« Retour à Essaouira », un projet entre quatre yeux
Immergés tous deux dans la médina d’Essaouira au mois d’aout 2011, la ville tour à tour ronronne dans la torpeur du ramadan, puis explose de vent, de soleil et de fête. De ce temps hors du temps, hors des murs, surgissent des mots et des images. Vifs, en noirs profonds et blancs éblouissants. Il n’y a plus de place pour la couleur. Les mots parlent de vent, de mouvement, font naître une bande-son presque inquiétante. Les images emboitent le pas cadencé de ces déplacements feutrés dans les ruelles, des rythmes syncopés des darboukas et du battement des vagues. Il lui demande de photographier le vent, l’odeur de la menthe, le chant du muezzin, le trouble des cœurs, les rythme des pas. Elle lui suggère d’écrire la lumière, les matières, les murs qui entourent et la mer qui menace, le silence et les cris, la houle du désir. Le texte et les photos offrent des regards croisés, amoureux et décalés.
Retour à Essaouira, texte de Mathieu Arndt
« D’où vient que tes murs de sel brillent dans le vent comme un lointain souvenir ? Les mouettes se taisent tandis qu’un par un les muezzins s’élancent, chaque voix, chaque modulation, chaque emphase différente des autres.

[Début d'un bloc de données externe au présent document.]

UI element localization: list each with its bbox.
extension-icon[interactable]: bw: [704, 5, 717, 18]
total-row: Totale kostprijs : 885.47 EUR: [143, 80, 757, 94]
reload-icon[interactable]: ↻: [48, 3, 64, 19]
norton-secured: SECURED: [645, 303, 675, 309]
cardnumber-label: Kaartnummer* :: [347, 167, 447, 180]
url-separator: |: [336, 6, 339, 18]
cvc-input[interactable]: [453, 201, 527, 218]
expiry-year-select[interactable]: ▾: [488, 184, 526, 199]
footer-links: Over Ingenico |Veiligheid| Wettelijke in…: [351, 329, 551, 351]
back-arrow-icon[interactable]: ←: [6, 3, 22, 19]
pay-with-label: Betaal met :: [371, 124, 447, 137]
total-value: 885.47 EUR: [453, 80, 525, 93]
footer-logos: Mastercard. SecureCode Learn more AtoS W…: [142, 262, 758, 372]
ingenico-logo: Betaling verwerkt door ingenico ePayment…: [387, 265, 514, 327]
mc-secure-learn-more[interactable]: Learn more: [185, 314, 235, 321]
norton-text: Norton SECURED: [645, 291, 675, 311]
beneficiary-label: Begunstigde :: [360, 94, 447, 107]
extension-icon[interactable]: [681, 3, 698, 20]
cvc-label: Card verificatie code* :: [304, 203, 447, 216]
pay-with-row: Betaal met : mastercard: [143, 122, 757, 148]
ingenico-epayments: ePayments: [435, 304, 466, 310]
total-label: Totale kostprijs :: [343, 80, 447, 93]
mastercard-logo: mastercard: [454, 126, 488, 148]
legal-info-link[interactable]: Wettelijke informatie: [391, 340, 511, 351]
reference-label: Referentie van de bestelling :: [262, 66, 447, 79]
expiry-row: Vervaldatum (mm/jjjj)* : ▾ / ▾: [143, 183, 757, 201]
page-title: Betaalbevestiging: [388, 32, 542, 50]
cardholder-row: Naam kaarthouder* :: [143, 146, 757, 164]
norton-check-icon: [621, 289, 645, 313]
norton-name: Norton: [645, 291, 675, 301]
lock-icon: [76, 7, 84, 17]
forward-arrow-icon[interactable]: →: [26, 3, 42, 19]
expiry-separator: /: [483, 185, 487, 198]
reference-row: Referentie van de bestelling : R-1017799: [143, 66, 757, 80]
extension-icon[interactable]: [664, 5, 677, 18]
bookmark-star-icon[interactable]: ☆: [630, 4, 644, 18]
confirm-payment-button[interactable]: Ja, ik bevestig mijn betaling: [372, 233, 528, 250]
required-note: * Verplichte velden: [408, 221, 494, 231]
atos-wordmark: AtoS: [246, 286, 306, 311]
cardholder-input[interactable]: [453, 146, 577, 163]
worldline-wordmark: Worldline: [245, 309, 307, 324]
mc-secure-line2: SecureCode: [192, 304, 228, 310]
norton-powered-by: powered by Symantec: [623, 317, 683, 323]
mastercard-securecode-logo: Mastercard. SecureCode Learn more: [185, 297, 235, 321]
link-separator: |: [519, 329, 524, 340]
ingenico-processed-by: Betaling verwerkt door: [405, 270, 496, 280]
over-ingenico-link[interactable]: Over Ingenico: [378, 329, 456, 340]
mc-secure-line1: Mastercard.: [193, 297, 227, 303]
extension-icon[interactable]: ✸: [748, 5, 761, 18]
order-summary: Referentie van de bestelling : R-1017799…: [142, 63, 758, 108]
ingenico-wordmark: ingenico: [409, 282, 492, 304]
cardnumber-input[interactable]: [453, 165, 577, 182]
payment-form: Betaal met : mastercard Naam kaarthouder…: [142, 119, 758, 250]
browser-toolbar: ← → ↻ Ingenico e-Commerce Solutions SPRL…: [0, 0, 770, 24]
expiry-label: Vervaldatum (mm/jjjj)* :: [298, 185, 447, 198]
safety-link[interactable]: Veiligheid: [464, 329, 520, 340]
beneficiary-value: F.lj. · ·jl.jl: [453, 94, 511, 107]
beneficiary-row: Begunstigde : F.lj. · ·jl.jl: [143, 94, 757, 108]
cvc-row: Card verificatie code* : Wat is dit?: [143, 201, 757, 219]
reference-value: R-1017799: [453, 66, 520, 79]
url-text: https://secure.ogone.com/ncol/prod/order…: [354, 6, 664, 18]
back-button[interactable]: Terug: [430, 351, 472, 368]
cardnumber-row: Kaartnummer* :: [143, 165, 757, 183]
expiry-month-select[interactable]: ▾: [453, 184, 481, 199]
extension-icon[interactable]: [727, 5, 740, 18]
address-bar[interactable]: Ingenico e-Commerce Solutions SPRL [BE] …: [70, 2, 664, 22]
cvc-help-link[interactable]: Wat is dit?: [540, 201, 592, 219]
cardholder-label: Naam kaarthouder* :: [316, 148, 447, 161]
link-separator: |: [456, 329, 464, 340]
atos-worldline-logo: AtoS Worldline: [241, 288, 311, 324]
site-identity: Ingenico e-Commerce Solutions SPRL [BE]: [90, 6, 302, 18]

Mouette, muezzin. Ramadan les airs
Envol du cri à peine contenu des âmes emprisonnées. L’esprit s’élève-t-il ou le ciel vient-il à nous ? Voudrait-il nous écraser que nous le percerions de nos chants, de nos minarets, de nos cimeterres et de nos dards.
Dard, dar. Ramadan l’enceinte de la Médina
Les savates traînent dans le silence des rues, signant chaque passage d’un rythme unique. Parfois l’éclat âpre d’un mot frotte la lumière et se réverbère dans le dédale. Râpée, sifflée, crachée, la conversation se déhanche mollement sans feutrer ses pointes ni atténuer le fil de ses larmes aveuglantes. Dehors les murs, la mer bat une mesure infinie sur la peau de la ville qui résonne et vibre, cage thoracique d’un fossile géant. Quelle créature a échoué ici sur la plage balayée d’écume ?
Crâne, choukrane. Ramadan et Eve
Aphrodite en croûte de sel, Vénus véliplanchiste, Leïla en mousse de voile. Miel, cannelle, amande et figue, la peau relevée en dunes frémissantes, striée de henné, les cheveux d’ange déchue roulant en cascade de santal sur l’arrondi couronné de seins d’épice. Une poussière de cumin saupoudre l’éventail du ventre fécond qui gronde et tambourine, le vase s’écoule en entonnoir sur une botte de menthe dans la touffeur maritime. La cheville nerveuse survole la rue inégale plus qu’elle ne la foule.
Zeph’, bézef. Ramadan se du ventre
Du vent dans les voiles, la vapeur dans les hammams et la paix dans les chaumières malgré le trouble des cœurs. La raison chavire dans la houle du désir, les hanches tanguent, la langue calanche dans un dernier soupir, bien pendue comme un voleur d’innocence sur la place pubique. Il manque une aile à la pudeur, qu’on le hurle sur les toits !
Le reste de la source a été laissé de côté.